By Tommy H. Thomason

Wednesday, October 14, 2009

It Seemed Like a Good Idea at the Time V

The Vought F7U-1 was one of the more gimmicky designs ever to fly. Some of the wonderfulness came directly from it being "tail-less", which sounds like a simplification but introduced complications from a carrier landing standpoint. An airplane with no horizontal tail can't have trailing edge flaps, since there's no way to counteract the nose down pitching moment that flap extension causes. No flaps means a high approach speed, which was unacceptable for a carrier-basing, unless the airplane has lots of wing area and/or approaches at a high angle of attack. In order to minimize the former, Vought relied more on the latter. The high nose attitude resulted in a long nose gear. To reduce the rearward loading on the nose gear strut attachment when the nose wheel touched down, the wheel was spun up to speed before landing by compressed air from the engine impinging on a set of vanes on the nose wheel hub. The main gear could be set in either of two positions, forward for takeoff and aft for landing. And the tail hook was attached to the top of the fuselage, so the nose would not pitch down when the hook engaged a cross-deck pendant. This resulted in the hook being stowed on the top of the aft fuselage instead of the bottom, which meant that it was longer than usual. That led to a three-segment hook that folded back on itself for stowage.

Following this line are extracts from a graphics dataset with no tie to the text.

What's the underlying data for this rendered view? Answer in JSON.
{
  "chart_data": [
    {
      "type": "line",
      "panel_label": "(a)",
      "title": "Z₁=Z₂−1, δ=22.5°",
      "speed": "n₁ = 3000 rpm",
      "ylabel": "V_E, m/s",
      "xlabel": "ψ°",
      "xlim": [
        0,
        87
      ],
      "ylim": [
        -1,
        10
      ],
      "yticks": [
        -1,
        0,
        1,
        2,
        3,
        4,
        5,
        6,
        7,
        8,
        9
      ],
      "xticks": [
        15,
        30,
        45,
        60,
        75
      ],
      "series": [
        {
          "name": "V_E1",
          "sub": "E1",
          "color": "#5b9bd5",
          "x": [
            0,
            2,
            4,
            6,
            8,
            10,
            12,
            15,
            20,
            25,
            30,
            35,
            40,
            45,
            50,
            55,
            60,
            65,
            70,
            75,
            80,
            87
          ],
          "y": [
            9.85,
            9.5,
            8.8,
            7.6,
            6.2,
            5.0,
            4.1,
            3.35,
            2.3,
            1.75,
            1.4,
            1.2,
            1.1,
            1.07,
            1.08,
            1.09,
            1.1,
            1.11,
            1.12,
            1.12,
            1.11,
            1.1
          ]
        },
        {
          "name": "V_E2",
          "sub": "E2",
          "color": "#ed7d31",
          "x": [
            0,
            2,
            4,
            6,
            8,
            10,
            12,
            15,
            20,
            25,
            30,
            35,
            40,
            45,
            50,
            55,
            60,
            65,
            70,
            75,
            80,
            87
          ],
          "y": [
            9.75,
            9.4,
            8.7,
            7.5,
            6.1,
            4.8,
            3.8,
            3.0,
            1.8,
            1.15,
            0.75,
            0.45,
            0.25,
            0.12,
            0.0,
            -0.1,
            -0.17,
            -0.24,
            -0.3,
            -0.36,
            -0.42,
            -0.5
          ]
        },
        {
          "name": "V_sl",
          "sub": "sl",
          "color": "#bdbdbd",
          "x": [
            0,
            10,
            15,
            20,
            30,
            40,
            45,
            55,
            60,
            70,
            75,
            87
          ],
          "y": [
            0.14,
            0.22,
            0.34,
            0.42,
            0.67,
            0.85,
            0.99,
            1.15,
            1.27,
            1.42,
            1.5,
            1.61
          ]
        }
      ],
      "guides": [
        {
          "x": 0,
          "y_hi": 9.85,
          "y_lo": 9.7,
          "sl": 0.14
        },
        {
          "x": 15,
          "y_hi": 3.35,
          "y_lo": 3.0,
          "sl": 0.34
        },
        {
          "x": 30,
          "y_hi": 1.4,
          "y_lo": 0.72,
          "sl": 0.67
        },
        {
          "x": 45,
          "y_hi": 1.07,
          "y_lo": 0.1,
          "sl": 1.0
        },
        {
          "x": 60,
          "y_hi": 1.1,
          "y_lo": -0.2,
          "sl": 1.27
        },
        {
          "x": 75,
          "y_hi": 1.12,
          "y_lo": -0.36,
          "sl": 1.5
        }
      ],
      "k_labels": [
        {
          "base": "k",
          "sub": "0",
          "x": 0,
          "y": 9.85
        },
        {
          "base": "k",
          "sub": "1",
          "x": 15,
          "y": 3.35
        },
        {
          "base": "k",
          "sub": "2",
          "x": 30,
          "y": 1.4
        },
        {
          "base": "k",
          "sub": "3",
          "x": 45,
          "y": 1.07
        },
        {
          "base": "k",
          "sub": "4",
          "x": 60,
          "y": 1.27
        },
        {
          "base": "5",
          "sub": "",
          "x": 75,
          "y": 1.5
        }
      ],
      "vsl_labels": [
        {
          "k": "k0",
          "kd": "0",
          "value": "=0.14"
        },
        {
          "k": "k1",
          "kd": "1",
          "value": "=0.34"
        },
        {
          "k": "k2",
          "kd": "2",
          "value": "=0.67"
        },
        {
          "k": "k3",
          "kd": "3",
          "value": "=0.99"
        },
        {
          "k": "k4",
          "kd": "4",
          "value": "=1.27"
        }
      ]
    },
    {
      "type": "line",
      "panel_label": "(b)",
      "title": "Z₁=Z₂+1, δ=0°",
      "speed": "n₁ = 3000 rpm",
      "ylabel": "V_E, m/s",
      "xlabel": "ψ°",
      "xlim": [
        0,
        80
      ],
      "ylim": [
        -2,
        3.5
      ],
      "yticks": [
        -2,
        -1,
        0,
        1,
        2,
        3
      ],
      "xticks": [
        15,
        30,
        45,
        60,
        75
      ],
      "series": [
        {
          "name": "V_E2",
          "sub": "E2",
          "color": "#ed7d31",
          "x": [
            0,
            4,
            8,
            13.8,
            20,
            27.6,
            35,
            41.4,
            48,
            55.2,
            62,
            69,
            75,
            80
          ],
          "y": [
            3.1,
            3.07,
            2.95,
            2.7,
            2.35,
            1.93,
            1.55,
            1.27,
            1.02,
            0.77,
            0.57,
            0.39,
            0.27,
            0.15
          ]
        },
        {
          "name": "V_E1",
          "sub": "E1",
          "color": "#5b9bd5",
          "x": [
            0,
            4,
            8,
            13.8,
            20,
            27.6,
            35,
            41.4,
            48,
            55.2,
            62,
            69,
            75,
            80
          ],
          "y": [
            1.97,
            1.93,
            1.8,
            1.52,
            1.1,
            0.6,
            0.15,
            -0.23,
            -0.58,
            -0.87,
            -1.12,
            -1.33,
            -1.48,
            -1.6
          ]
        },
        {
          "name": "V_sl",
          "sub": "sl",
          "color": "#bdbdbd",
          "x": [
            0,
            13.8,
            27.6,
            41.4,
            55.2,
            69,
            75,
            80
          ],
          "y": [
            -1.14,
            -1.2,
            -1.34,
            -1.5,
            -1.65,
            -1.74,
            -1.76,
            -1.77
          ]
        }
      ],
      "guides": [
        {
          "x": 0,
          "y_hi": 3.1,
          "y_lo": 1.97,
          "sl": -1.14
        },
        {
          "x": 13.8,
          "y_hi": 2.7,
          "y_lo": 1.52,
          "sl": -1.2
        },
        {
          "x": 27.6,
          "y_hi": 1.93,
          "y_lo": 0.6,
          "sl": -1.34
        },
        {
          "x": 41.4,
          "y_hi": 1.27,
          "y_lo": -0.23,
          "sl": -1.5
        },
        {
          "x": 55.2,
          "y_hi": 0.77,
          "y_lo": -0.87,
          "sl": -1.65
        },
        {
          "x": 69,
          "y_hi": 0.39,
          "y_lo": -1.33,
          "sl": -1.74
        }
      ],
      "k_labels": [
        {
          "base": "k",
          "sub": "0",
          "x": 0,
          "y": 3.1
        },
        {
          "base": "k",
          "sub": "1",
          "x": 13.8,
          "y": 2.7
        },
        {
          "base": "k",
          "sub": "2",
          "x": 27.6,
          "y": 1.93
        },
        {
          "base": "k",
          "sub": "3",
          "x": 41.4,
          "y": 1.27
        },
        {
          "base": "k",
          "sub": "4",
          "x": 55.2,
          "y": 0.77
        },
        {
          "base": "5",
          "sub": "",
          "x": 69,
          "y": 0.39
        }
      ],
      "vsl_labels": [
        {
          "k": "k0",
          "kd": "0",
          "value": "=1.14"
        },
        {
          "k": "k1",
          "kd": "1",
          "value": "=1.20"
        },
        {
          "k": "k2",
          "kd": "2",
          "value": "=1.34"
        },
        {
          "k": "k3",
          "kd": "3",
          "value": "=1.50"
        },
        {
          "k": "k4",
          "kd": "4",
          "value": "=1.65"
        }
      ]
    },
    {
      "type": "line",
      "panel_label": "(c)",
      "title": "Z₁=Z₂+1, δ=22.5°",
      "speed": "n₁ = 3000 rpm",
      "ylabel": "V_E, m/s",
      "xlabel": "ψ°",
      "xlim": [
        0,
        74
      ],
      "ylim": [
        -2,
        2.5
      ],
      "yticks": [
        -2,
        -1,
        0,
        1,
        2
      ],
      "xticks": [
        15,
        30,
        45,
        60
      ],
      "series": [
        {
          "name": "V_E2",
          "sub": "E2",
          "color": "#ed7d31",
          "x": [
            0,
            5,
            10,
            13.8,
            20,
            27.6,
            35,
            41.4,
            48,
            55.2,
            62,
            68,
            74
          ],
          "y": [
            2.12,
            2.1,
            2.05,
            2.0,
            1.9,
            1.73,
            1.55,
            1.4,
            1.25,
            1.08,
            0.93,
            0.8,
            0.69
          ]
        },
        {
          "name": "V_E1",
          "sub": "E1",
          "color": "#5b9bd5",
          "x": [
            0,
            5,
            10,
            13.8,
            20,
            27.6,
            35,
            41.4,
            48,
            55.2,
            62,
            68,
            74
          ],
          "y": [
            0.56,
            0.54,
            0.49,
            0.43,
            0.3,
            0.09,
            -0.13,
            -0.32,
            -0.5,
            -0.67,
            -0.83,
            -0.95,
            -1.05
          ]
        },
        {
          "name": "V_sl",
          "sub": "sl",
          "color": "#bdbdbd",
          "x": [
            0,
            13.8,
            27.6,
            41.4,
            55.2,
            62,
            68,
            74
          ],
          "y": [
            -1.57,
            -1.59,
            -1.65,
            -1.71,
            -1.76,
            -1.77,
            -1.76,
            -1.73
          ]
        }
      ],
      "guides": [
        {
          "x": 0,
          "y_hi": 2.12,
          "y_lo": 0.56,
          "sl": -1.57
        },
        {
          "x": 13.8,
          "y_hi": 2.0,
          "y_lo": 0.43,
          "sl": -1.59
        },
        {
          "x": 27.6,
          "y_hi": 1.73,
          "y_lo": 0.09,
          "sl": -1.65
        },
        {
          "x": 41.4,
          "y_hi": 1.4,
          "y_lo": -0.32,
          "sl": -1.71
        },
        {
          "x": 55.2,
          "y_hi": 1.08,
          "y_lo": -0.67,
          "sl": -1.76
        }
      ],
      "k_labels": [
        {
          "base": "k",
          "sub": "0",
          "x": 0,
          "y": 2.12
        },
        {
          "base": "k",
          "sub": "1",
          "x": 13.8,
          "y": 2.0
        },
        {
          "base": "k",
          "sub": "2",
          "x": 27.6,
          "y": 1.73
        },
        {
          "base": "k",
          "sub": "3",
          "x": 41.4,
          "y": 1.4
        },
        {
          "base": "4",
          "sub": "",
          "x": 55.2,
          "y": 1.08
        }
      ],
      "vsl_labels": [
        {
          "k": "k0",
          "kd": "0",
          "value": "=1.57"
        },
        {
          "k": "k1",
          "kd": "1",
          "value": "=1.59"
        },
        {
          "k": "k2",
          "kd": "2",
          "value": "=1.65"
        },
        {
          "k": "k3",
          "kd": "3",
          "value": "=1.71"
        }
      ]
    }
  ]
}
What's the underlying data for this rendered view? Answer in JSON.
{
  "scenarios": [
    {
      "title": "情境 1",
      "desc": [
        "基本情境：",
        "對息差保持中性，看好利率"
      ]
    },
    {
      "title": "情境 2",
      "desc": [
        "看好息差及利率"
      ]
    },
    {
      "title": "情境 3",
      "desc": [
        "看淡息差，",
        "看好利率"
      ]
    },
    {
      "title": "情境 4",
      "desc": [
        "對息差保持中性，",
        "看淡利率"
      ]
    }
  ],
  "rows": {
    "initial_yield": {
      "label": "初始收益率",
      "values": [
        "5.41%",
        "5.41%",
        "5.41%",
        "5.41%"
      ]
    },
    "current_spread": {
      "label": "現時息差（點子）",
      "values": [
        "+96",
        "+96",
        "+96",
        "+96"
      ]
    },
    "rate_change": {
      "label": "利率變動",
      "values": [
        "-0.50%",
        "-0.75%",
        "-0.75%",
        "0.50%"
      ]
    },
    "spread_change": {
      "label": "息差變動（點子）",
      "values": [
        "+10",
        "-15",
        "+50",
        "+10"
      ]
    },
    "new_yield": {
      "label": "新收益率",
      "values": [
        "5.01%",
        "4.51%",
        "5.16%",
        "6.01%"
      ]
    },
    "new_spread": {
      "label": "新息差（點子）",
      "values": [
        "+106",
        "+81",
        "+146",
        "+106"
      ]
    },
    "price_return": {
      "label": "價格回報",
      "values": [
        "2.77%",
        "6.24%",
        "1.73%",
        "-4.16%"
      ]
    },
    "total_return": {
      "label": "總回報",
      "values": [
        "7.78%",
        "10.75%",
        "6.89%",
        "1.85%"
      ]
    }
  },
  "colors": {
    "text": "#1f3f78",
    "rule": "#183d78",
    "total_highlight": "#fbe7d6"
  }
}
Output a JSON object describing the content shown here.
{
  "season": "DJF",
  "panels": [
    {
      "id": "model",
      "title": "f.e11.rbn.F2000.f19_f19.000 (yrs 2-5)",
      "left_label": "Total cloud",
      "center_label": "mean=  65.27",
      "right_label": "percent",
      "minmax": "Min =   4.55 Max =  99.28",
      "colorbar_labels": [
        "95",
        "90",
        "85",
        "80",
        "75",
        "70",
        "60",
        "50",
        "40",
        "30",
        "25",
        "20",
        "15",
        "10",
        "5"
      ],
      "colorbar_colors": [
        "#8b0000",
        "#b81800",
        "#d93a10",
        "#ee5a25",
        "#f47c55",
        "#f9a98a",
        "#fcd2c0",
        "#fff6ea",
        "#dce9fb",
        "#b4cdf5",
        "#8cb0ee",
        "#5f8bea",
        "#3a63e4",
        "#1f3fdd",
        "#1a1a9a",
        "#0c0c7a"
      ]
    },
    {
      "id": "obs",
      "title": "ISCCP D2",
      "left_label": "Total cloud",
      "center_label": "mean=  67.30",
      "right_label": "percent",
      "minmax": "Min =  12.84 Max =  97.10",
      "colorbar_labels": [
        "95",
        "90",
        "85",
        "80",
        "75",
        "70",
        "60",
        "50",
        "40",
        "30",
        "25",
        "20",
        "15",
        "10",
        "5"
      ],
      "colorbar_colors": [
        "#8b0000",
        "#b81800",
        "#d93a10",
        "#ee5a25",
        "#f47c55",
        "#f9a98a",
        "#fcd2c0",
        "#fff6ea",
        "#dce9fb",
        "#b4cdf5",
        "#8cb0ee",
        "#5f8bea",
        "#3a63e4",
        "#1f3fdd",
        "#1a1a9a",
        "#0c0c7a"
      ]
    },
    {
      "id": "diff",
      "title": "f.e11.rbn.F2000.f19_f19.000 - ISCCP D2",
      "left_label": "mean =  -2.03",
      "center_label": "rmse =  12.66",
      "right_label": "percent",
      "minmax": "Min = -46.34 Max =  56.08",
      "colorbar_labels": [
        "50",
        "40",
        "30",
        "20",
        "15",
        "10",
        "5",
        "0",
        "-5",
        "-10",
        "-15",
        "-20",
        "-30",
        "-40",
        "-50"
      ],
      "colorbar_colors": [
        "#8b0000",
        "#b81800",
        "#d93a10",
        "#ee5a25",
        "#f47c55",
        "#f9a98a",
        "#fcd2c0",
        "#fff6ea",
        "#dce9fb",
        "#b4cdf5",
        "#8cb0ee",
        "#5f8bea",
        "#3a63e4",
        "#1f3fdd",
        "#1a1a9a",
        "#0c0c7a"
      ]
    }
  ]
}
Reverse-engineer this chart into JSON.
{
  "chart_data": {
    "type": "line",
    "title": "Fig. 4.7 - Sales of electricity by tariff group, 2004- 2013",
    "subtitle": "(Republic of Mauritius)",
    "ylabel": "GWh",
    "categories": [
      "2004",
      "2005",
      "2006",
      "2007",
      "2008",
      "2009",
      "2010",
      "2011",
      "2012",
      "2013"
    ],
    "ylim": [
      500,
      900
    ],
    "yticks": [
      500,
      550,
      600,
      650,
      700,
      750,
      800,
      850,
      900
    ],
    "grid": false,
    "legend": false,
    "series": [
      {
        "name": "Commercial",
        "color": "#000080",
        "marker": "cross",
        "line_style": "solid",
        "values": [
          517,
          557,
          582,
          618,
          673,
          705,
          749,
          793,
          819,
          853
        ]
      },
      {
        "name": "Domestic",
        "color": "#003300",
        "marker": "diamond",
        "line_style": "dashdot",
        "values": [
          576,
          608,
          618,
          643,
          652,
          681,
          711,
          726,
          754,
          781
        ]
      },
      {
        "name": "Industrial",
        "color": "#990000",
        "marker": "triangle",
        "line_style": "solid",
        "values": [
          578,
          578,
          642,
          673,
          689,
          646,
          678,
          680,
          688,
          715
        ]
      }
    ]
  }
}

It's difficult to see in either the illustration or the photo, but the most forward segment of the hook  was a V-frame. It was covered by a pair of triangular doors. When the hook was extended, it was retained in its stowed position by a latch until the hook engaged a cross-deck pendant and then was released to pivot in line with the two hook segments aft of it.

As if that weren't complicated enough, the hook throat included another Vought innovation, a "trigger" that forcibly ejected the cross-deck pendant after the aircraft was stopped to insure that the hook released the pendant. If it didn't, a sailor had to run out and knock it loose so the airplane could taxi out of the landing area.

During shore-based trials at Pax, the rectangular fairing over the aft hook segment came off during three arrestments, so it was reattached to the V-frame and hinged to the side to allow the hook to extend. The pendant ejector was deleted "in an effort to simplify the arresting hook assembly." The whole experience was summarized with the statement: "The arresting hook assembly is complicated, and its practicability for service use is doubtful."

The F7U-3 had a conventional V-frame hook attached to bottom of the aft fuselage.